Harnsberger Houseboat Photo of the 10,000 sq. mile endless sea upon the
fertile Jiangsu plains
Gaoyou Flood. August 26, 1931 Nanjing Archives Photo
"Dead bodies were floating like fish passing in the river”
There were over 20 additional levee
breaks on the Grand Canal levees that August, and across China, nearly
1000 levees broke; resulting in 5000 miles of levees in need of repair.
The huge holes in the Gaoyou dikes were carved nearly 20 feet below the
Lake and Grand Canal level. In Gaoyou, it was a single break that
brought on unprecedented destruction to an entire province, a flooded
territory so broad that Anne Lindbergh later described it as if Lake
Michigan had been dropped on the entire state of New York.

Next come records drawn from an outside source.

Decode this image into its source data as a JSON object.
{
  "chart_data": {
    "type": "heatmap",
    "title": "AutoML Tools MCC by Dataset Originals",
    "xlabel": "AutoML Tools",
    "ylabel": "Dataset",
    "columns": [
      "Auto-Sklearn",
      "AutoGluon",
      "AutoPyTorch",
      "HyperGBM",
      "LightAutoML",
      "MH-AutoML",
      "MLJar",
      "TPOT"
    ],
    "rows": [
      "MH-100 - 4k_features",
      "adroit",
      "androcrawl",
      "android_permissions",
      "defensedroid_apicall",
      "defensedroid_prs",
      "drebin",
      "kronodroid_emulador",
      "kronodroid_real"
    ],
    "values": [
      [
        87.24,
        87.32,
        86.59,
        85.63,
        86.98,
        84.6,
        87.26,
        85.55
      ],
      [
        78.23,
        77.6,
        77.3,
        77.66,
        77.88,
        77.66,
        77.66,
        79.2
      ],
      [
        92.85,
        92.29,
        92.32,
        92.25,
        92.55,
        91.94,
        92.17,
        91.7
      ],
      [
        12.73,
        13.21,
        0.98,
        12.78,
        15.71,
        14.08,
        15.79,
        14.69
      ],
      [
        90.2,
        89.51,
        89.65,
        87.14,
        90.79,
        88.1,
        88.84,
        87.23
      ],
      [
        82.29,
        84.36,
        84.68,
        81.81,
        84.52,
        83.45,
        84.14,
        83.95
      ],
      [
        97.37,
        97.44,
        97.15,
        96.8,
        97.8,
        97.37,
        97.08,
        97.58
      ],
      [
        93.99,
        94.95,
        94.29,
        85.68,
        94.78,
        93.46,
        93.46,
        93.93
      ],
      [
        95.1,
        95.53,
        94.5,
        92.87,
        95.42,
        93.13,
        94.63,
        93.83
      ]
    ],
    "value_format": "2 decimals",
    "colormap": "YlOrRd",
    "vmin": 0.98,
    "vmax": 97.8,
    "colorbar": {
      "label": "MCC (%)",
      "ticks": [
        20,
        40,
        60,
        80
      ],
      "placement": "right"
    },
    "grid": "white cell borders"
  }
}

The late September aerial survey photos
taken by Charles Lindbergh showed Gaoyou Lake completely flooding
through the dike breaks a full month later. It would take the
missionary Harnsberger, engineer Wang Shuxiang and 20,000 workers nearly
nine months to seal the major break at Dang Jun Lou. Over 8,000 square
miles in North Jiangsu remained inundated in flood water as late as
December, 1931, over 3 months later.
Five million farmers were forced from the
land, and the current season’s rice and the next winter’s wheat crop
were a complete loss, resulting in massive starvation. But Gaoyou would
also become the site of a remarkable reconstruction project instigated
by three men who inspired the entire province of Jiangsu.